Eiffel was on the 2004 and 2006 US National Archery Team for compound bow and also the 2009 senior National Team for Olympic recurve.

==Objectum sexuality==
Eiffel is founder of OS Internationale, an organization for those who develop significant relationships with inanimate objects (object sexuality). She claims that her object relationship with Lance, her competition bow, helped her to become a world-class archer.

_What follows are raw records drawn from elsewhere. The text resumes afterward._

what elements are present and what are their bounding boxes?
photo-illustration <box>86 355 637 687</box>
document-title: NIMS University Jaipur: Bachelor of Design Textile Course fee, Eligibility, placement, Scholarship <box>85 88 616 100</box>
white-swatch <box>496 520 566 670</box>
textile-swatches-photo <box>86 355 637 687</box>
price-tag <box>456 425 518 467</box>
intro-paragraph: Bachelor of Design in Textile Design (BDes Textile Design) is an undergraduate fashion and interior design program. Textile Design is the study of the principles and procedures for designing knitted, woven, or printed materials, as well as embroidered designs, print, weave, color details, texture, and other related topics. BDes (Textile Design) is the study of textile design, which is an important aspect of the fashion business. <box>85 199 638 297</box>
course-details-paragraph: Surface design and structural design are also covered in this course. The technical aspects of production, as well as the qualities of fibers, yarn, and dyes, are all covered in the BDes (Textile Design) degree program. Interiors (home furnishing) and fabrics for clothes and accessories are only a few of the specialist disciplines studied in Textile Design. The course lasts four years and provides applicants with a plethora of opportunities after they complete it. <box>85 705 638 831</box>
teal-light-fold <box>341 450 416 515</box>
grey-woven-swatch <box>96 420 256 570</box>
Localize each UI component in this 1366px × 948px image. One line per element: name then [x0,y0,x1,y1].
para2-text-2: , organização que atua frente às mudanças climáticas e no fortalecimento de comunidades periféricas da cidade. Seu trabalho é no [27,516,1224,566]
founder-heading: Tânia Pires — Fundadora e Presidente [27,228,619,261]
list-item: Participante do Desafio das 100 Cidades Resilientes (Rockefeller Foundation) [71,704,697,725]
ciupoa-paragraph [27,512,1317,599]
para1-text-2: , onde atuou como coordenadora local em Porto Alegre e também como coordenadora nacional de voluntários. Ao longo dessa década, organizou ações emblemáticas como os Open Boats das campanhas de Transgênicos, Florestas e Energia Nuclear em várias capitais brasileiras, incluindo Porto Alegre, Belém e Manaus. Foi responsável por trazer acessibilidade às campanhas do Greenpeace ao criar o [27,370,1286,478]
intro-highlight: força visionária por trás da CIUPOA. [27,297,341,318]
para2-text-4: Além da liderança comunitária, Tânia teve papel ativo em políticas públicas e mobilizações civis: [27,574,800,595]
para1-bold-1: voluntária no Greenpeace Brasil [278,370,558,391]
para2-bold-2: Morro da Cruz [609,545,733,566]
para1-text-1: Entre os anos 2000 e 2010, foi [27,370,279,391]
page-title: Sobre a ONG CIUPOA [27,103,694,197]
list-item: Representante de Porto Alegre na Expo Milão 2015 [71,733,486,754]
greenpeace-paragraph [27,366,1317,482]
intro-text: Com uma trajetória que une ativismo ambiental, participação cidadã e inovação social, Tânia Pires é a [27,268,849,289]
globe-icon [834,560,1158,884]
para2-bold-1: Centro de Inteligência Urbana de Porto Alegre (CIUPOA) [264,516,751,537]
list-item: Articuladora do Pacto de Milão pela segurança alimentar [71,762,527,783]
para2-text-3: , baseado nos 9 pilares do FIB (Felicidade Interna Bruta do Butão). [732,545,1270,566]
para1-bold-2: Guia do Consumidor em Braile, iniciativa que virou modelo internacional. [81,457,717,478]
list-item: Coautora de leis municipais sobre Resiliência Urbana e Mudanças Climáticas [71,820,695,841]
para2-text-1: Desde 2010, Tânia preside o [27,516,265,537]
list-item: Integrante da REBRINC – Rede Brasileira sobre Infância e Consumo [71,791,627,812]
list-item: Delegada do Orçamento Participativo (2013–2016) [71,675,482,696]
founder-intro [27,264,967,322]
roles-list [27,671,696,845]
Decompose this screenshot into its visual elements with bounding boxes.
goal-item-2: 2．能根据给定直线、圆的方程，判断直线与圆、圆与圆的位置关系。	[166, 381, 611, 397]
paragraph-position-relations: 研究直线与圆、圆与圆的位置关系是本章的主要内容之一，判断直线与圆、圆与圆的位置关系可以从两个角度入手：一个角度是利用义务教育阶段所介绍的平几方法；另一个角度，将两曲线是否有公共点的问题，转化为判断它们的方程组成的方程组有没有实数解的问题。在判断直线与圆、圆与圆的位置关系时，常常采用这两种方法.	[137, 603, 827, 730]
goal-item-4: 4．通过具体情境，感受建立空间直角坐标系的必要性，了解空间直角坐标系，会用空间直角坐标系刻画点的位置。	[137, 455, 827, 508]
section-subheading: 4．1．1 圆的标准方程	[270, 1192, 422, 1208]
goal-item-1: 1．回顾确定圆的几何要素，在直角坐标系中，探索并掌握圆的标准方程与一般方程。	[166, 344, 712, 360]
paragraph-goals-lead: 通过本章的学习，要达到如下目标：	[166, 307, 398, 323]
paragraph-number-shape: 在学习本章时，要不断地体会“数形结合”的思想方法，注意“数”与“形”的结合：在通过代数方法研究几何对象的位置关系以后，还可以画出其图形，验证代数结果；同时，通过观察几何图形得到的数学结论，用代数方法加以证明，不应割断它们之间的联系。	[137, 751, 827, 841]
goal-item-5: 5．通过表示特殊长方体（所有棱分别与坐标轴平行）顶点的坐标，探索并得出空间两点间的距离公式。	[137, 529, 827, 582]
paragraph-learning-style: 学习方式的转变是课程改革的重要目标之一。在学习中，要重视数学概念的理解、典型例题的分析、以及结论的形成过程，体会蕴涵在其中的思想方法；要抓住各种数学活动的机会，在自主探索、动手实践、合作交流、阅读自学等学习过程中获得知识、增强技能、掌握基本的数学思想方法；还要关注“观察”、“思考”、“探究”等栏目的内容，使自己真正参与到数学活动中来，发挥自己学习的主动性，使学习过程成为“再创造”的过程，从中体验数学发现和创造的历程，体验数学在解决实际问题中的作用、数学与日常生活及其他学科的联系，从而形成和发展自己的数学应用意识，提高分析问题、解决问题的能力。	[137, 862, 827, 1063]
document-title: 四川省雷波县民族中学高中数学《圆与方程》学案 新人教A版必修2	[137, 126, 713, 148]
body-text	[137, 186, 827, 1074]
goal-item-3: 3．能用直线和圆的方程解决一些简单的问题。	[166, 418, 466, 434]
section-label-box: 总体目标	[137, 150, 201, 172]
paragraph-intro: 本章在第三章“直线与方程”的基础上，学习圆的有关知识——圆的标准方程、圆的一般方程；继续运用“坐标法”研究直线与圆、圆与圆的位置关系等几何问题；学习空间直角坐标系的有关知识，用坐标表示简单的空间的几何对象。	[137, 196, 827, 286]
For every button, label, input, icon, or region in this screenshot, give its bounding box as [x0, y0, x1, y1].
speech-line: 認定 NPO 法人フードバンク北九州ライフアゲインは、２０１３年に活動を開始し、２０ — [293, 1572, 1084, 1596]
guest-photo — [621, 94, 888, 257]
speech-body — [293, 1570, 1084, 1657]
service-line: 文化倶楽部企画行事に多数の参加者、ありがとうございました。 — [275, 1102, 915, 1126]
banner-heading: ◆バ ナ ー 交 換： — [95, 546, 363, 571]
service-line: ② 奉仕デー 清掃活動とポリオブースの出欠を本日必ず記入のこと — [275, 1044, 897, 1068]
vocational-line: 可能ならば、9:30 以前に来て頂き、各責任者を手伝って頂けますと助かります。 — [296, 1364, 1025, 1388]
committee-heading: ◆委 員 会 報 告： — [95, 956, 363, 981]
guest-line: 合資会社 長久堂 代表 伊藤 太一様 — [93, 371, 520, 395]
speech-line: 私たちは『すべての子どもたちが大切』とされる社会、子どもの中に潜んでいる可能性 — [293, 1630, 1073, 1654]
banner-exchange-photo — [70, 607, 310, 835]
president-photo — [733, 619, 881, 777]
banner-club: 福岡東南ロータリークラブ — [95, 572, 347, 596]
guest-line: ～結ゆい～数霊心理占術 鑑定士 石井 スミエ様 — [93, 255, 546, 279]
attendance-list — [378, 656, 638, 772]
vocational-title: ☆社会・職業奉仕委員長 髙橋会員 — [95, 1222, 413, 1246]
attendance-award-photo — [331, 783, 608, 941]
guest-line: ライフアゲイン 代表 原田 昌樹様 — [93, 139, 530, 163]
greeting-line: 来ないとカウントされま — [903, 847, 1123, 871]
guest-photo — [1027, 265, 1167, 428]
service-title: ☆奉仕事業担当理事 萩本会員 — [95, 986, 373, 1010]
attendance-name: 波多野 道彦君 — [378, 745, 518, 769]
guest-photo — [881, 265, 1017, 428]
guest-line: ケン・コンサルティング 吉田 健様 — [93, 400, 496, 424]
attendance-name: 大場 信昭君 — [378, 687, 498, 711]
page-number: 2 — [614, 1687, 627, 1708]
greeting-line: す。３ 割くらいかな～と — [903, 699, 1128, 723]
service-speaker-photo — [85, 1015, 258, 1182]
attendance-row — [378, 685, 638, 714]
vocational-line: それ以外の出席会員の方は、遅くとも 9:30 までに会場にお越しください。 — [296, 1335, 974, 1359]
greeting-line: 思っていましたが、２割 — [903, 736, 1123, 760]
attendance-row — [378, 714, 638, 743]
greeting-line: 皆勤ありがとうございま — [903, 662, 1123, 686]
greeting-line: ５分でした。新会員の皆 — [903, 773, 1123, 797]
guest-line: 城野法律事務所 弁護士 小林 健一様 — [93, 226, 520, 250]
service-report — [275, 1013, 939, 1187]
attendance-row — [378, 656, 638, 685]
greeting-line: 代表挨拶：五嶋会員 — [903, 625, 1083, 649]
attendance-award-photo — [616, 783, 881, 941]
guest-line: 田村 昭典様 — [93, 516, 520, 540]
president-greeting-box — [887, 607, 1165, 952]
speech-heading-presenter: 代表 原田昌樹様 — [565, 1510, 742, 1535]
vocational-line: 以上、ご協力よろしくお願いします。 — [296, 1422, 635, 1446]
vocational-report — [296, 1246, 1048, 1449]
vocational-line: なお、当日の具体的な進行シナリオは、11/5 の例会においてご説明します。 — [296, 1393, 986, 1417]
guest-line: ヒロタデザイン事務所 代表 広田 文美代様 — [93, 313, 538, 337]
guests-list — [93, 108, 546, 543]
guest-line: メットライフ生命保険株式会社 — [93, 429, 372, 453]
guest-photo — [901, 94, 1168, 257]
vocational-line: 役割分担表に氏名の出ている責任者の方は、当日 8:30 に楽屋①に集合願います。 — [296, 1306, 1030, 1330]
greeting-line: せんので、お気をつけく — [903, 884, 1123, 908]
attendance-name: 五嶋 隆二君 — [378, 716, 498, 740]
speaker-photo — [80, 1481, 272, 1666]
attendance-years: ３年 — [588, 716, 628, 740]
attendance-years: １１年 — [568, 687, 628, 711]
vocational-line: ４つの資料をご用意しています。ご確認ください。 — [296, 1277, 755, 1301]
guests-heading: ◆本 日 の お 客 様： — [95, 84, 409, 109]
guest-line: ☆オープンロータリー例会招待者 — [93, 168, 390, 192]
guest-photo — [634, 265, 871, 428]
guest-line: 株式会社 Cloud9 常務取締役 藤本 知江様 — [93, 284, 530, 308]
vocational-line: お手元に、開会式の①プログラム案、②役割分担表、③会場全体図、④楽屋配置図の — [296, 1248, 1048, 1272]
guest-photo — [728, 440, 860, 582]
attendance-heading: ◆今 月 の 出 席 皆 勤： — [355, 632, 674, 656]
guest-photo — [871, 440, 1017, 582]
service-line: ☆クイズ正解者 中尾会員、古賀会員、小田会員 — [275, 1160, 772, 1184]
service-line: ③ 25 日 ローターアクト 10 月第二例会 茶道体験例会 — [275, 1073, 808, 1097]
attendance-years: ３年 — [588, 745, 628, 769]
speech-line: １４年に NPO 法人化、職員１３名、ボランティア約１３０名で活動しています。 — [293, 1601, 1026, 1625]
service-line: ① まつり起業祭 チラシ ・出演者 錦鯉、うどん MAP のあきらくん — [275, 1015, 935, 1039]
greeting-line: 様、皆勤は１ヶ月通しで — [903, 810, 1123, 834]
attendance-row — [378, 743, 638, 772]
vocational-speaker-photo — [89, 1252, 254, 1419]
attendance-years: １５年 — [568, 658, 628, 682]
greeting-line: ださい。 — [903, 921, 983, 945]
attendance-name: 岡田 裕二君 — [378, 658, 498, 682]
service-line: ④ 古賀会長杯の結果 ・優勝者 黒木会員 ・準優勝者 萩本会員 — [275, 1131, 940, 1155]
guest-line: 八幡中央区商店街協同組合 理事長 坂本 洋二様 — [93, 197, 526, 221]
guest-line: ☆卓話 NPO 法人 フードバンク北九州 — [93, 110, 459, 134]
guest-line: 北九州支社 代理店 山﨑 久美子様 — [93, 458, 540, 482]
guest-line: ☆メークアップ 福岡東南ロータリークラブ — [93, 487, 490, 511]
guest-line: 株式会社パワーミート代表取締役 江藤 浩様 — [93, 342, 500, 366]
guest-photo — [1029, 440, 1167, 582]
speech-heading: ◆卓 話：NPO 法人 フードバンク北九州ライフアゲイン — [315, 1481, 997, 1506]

She encountered the Eiffel Tower in 2004, and said that she felt an immediate attraction. She told ABC News that she and others "[...] feel an innate connection to objects. It comes perfectly normal to us to connect on various levels, emotional, spiritual and also physical for some." In April 2009, on the second anniversary of her marriage to the Eiffel Tower, she appeared on Good Morning America and explained how her object love empowered her. Her 20-year relationship with the Berlin Wall inspired the musical theater production Erika's Wall.

In 2011, Finnish journalist Janne Flinkkilä moved to Berlin for a year to write a book about Eiffel's object relationships and everyday life. Rautaiset rakastajat – matkani Erika Eiffelin maailmaan ("Iron Lovers – My trip into Erika Eiffel's World") was published in Finland in October 2012.